Openness is central to the success of the initiative. The PPP targets multiple use cases ranging far beyond the sole ICT sector. For example, it involves new players in the Internet value chain, such as health professionals, transport actors, and many other sectors of public utility. This is a very powerful model which we see taking off in other areas as well. Take San Francisco and the issue of public sector information. In the second half of 2010 San Francisco created regulations mandating open data, and made some software development tools available to the public. Citizens have taken ownership of these facilities and created numerous applications that use the city's data. There are many examples like this around the world like Data.gov.uk, in Eindhoven in the Netherlands or the Apps4Berlin initiative in Germany.

Public actors have a key role

I cannot stress enough how much of a catalyst the public sector is in these fields. And given this enabling role public sector bodies should also take their responsibilities in the definition and choice of relevant standards. I believe that they should use their role to ensure the openness of platforms and hence maximum room for user-driven innovation.

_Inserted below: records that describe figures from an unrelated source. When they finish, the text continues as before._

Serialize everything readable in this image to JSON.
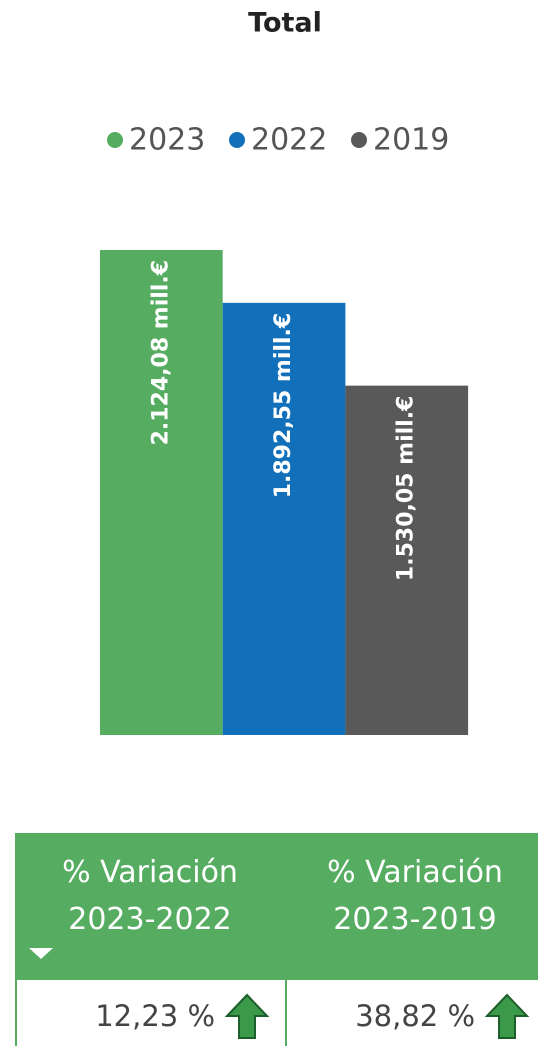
{
  "chart_data": {
    "type": "bar",
    "title": "Total",
    "categories": [
      null
    ],
    "series": [
      {
        "name": "2023",
        "color": "#56ad62",
        "values": [
          2124.08
        ],
        "value_labels": [
          "2.124,08 mill.€"
        ]
      },
      {
        "name": "2022",
        "color": "#1170b9",
        "values": [
          1892.55
        ],
        "value_labels": [
          "1.892,55 mill.€"
        ]
      },
      {
        "name": "2019",
        "color": "#595959",
        "values": [
          1530.05
        ],
        "value_labels": [
          "1.530,05 mill.€"
        ]
      }
    ]
  },
  "table": {
    "columns": [
      "% Variación 2023-2022",
      "% Variación 2023-2019"
    ],
    "rows": [
      [
        "12,23 %",
        "38,82 %"
      ]
    ]
  }
}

Standards and openness are consequently a key requirement

They are key conditions for the success of the Future Internet PPP, and we know industry is open to this model. The next step is a shared process in which knowledge is made available openly and transparently for all to develop Internet-based products and services on the new platform. The Future Internet PPP is implemented under the EU's framework programme for research which comes with a set of IPR provisions. Knowledge generated by the initiatives will primarily be exploited by participants. But it is also foreseen that the platform functionalities will be specified in technical documents and can be implemented by all third parties under fair, reasonable and non-discriminatory conditions.The approach of this PPP therefore fully reconciles IPR protection with openness requirements.

Where are we today?

So, now that the first call for funding applications has closed, we must set about awarding the funding by Easter 2011, and I will ensure that we stick to this timetable. While the expected funding, about €300m, may seem only a drop in the Internet ocean, it can be enough to create a very positive dynamic amongst Europe's Internet innovators.

Our collective task is to create momentum and avoid fragmentation. More and more sectors are joining the Internet value chain; it is our job to find ways to talk to them; to bring them into the tent.

The future Internet is a future of technologies, built on many standards, involving many sectors - I am convinced that the potential for innovation on top of this open platform goes well beyond what is achieved on the current Internet.